Sex Tourism: The Largest Free-market in Cuba
October 15, 2012
Yenisel Rodriguez Perez
HAVANA TIMES — When the Cuban government began promoting the tourism
industry in the 1990s, it was sex tourism that jump-started that initiative.
Twelve years into the 21st century, they have managed to transition to
other more conventional forms of tourism. Eco tourism, family tourism
and luxury tourism are gradually coming to occupy prominent places in
the industry.
Some people believe the success of these alternative approaches over sex
tourism responds to the government's refusal to legalize prostitution in
Cuba. But such a statement might seem pretty naïve.
How many things are banned in this country for us to be surprised by the
illegal status of the oldest of all trades? But with this being the
case, the comment about other approaches makes a lot of sense.
In informal conversations with housekeepers in hotels, I learned that
many tourists travel to Cuba for the sole purpose of having sex with
male or female Cubans. About a third of the guests who stay at the
hotels where these maids work are single men traveling with groups of
friends.
They don't come with a lot of luggage, nor are they are interested in
nature or Cuban society. The lack of interest in these other themes
becomes clearer when they have their first opportunity.
The international impact generated by the boom in sex tourism in Cuba in
the 1990s had a connotation that was more political than economic.
Today, when the authoritarian bureaucracy that governs the country is
challenged by issues of human rights and respect for freedom of thought,
the interest of the international media in sex tourism in Cuba is no
different from what takes place with any other Caribbean island.
It is no longer raised exclusively to undermine the Cuban government.

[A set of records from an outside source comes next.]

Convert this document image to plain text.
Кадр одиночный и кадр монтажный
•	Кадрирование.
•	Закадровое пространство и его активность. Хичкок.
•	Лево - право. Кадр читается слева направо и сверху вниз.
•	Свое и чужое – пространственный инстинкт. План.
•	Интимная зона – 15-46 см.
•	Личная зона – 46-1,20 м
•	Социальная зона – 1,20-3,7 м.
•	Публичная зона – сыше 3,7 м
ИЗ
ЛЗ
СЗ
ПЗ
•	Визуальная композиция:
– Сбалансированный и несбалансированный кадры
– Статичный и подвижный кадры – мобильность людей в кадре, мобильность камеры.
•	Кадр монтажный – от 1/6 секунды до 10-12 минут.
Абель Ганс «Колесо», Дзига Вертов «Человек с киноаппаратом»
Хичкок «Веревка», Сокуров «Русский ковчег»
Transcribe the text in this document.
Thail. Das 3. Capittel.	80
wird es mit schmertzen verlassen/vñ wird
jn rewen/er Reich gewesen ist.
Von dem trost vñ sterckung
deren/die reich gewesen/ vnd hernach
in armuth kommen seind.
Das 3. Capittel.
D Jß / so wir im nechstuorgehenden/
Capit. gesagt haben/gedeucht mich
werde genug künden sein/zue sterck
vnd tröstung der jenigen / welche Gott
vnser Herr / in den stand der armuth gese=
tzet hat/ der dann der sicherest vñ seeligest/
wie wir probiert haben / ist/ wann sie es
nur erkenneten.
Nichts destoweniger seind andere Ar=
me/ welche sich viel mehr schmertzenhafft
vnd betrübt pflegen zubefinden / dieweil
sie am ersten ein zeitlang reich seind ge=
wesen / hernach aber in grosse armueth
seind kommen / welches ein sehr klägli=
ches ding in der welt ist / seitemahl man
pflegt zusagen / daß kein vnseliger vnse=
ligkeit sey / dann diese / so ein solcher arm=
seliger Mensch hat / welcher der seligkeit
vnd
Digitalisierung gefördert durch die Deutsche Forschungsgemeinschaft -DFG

Nonetheless, sex tourism continues to demonstrate the relevance of
what's foreign in the Cuban imagination. This is an issue that would
show up on the X-rays of many social, political and economic realities
as being as explosive as those that "shocked" the international public
in the '90s.
If today there still survives in anonymity what was previously debated,
this is because sex tourism in Cuba is being instituted as a legitimate
economic institution.
This is why I was not surprised that the maids who I interviewed were
calling for the legalization of prostitution in Cuba. In the near
future, we could wind up seeing such an appeal receiving political
momentum in the offices of the Ministry of Tourism.